Demographic changes: A high-powered committee will be set up to address challenges arising out of fast population growth and demographic changes.

 

III. Taxes

Tax rationalization efforts over the years
  • No tax liability for income up to Rs 7 lakh, up from Rs 2.2 lakh in  FY 2013-14
  • The presumptive taxation threshold for retail businesses increased to Rs 3 crore from Rs 2 crore
  • The presumptive taxation threshold for professionals increased to Rs 75 lakh from Rs 50 lakh
  • Corporate income tax decreased to 22% from 30% for existing domestic companies
  • The corporate income tax rate at 15% for new manufacturing companies
Direct taxes

Income tax, Capital Gains Tax, corporation tax, property tax, inheritance tax and gift tax are examples of direct tax

  • FM proposes to retain the same tax rates for direct taxes
  • Direct tax collection tripled, and return filers increased to 2.4 times, in the last 10 years
  • Government to improve taxpayer services
    • Outstanding direct tax demands up to Rs 25000 for the period up to FY 2009-10 withdrawn
    • Outstanding direct tax demands up to Rs 10000 for financial years 2010-11 to 2014-15 withdrawn
    • This will benefit one crore taxpayers
Indirect taxes

Sales Tax, Service Tax, Custom Duty, Value Added Tax (VAT), Goods & Services Tax (GST) are examples of Indirect Taxes.

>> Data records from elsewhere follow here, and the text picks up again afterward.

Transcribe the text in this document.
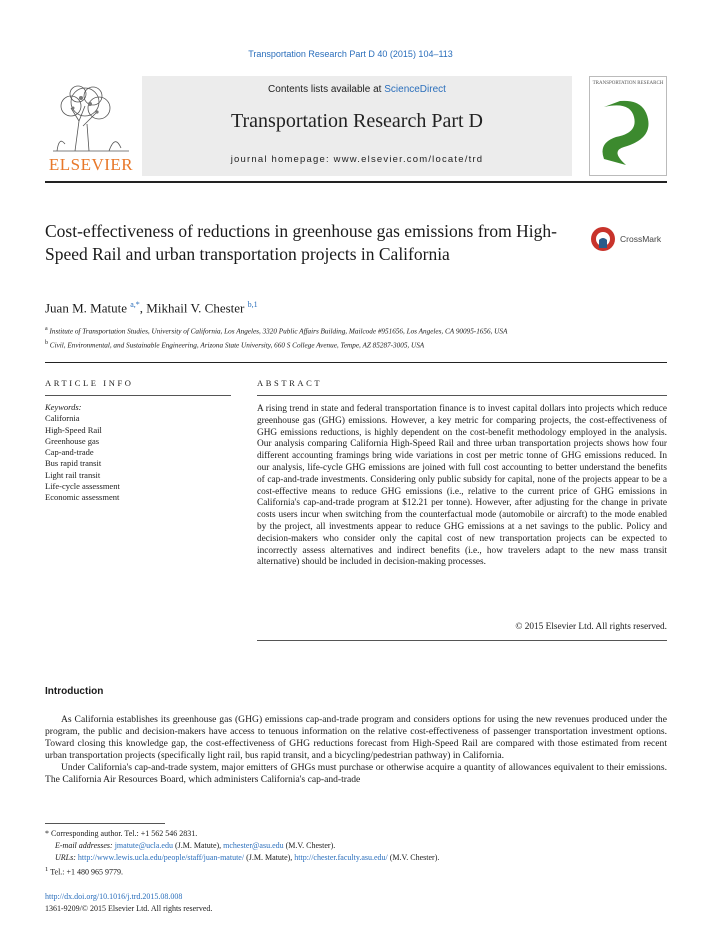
Transportation Research Part D 40 (2015) 104–113
ELSEVIER
Contents lists available at ScienceDirect
Transportation Research Part D
journal homepage: www.elsevier.com/locate/trd
TRANSPORTATION RESEARCH
Cost-effectiveness of reductions in greenhouse gas emissions from High-Speed Rail and urban transportation projects in California
CrossMark
Juan M. Matute $^{a,*}$, Mikhail V. Chester $^{b,1}$
$^a$ Institute of Transportation Studies, University of California, Los Angeles, 3320 Public Affairs Building, Mailcode #951656, Los Angeles, CA 90095-1656, USA
$^b$ Civil, Environmental, and Sustainable Engineering, Arizona State University, 660 S College Avenue, Tempe, AZ 85287-3005, USA
ARTICLE INFO
Keywords:
California
High-Speed Rail
Greenhouse gas
Cap-and-trade
Bus rapid transit
Light rail transit
Life-cycle assessment
Economic assessment
ABSTRACT
A rising trend in state and federal transportation finance is to invest capital dollars into projects which reduce greenhouse gas (GHG) emissions. However, a key metric for comparing projects, the cost-effectiveness of GHG emissions reductions, is highly dependent on the cost-benefit methodology employed in the analysis. Our analysis comparing California High-Speed Rail and three urban transportation projects shows how four different accounting framings bring wide variations in cost per metric tonne of GHG emissions reduced. In our analysis, life-cycle GHG emissions are joined with full cost accounting to better understand the benefits of cap-and-trade investments. Considering only public subsidy for capital, none of the projects appear to be a cost-effective means to reduce GHG emissions (i.e., relative to the current price of GHG emissions in California's cap-and-trade program at $12.21 per tonne). However, after adjusting for the change in private costs users incur when switching from the counterfactual mode (automobile or aircraft) to the mode enabled by the project, all investments appear to reduce GHG emissions at a net savings to the public. Policy and decision-makers who consider only the capital cost of new transportation projects can be expected to incorrectly assess alternatives and indirect benefits (i.e., how travelers adapt to the new mass transit alternative) should be included in decision-making processes.
© 2015 Elsevier Ltd. All rights reserved.
Introduction

As California establishes its greenhouse gas (GHG) emissions cap-and-trade program and considers options for using the new revenues produced under the program, the public and decision-makers have access to tenuous information on the relative cost-effectiveness of passenger transportation investment options. Toward closing this knowledge gap, the cost-effectiveness of GHG reductions forecast from High-Speed Rail are compared with those estimated from recent urban transportation projects (specifically light rail, bus rapid transit, and a bicycling/pedestrian pathway) in California.

Under California's cap-and-trade system, major emitters of GHGs must purchase or otherwise acquire a quantity of allowances equivalent to their emissions. The California Air Resources Board, which administers California's cap-and-trade

* Corresponding author. Tel.: +1 562 546 2831.
E-mail addresses: jmatute@ucla.edu (J.M. Matute), mchester@asu.edu (M.V. Chester).
URLs: http://www.lewis.ucla.edu/people/staff/juan-matute/ (J.M. Matute), http://chester.faculty.asu.edu/ (M.V. Chester).
$^1$ Tel.: +1 480 965 9779.
http://dx.doi.org/10.1016/j.trd.2015.08.008
1361-9209/© 2015 Elsevier Ltd. All rights reserved.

  • FM proposes to retain the same tax rates for indirect taxes and import duties
  • GST unified the highly fragmented indirect tax regime in India
    • Average monthly gross GST collection doubled to Rs 1.66 lakh crore this year
    • The GST tax base has doubled
    • State  SGST revenue buoyancy (including compensation released to states) increased to 1.22  in the post-GST period(2017-18 to 2022-23) from 0.72 in the pre-GST period (2012-13 to 2015-16)
    • 94% of industry leaders view the transition to GST as largely positive
    • GST led to supply chain optimization
    • GST reduced the compliance burden on trade and industry
    • Lower logistics costs and taxes  helped reduce the prices of goods and services, benefiting the consumers

Average processing time of tax returns has reduced to 10 days from 93 days in 2013-14.